Shifting to Natural Materials

Towards the end of the seventies and start of the eighties, her creative approach changed once more. She began creating installations from branches bound with leather. She arranged collections of bone, petals, spices and ash on floors. When asked why she’d shifted to such organic materials, the artist stated that contemporary art had “dried up intellectually”. She felt compelled to transgress – to utilize genuinely perishable matter as an answer to conceptually sterile work.

One work from 1979, 100 Roses, involved her removing petals from a hundred blooms. She intertwined the stalks into circular forms placing the foliage and petals within. When observed in a curatorial context, the work maintained its impact – the leaves and petals now completely dried out but miraculously intact. “You can still smell the roses,” a viewer remarks. “The colour is still there.”

The Artist of Mystery

“I prefer to stay cryptic, to hide my intentions,” she revealed in terminal-year interviews. Obscurity was her technique. On occasion, she displayed counterfeit pieces while hiding originals under her bed. She destroyed certain drawings, keeping merely autographed copies. Although she participated in global art events and being celebrated as a pioneering figure, she gave almost no interviews and her output stayed mostly obscure internationally. A present retrospective marks her first significant external showcase.

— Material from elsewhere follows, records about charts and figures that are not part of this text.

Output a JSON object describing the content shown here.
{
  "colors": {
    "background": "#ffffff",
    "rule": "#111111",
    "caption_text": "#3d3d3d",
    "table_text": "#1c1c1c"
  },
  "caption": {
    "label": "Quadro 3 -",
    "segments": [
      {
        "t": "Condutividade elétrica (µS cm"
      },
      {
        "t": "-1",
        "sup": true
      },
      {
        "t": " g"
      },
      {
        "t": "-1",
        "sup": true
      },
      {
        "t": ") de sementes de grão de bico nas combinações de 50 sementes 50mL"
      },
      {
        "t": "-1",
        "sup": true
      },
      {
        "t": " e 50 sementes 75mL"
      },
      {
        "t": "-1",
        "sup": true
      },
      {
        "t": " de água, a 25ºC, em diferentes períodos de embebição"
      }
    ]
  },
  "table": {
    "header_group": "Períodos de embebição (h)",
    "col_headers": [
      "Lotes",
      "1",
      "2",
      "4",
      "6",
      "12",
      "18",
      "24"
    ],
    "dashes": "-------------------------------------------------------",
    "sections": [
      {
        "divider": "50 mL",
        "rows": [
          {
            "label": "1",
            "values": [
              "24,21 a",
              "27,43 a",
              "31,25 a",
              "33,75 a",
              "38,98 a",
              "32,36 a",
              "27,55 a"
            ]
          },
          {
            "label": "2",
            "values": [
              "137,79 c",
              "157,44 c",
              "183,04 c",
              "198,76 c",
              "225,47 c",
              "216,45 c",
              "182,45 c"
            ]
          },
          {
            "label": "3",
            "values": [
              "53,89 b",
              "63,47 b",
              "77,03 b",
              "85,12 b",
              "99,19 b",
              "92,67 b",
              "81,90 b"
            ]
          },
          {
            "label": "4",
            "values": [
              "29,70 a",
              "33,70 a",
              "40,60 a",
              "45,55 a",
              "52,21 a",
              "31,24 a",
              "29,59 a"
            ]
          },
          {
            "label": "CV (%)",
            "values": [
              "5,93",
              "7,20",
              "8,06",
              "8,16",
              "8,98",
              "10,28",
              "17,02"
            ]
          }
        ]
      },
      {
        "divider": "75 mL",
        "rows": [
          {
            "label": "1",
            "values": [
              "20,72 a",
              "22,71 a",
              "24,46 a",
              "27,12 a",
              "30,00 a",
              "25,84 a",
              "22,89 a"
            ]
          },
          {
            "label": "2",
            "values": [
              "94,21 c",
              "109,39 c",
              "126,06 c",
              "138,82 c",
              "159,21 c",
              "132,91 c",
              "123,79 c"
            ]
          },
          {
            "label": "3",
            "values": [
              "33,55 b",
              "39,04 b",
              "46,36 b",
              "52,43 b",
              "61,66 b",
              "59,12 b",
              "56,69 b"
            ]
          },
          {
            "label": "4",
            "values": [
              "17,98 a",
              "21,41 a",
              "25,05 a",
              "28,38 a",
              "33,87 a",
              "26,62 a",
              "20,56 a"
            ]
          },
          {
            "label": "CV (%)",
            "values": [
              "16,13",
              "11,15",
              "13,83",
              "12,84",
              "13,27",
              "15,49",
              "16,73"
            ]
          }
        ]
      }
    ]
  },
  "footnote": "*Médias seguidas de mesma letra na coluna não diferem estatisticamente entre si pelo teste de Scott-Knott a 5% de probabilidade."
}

Confronting the Violence of War

Subsequently, the nineties dawned with the outbreak of conflict. Violence reached Zagreb itself. She reacted with a collection of assembled pieces. She glued journalistic imagery and type onto surfaces. She duplicated and expanded them. Then she obscured the surface with paint – dark stripes akin to product codes. {Geometric forms obscured the images beneath|Angular shapes hid the pictures below|

Katherine Wright
Katherine Wright

A tech enthusiast and writer with a passion for exploring emerging technologies and their impact on society.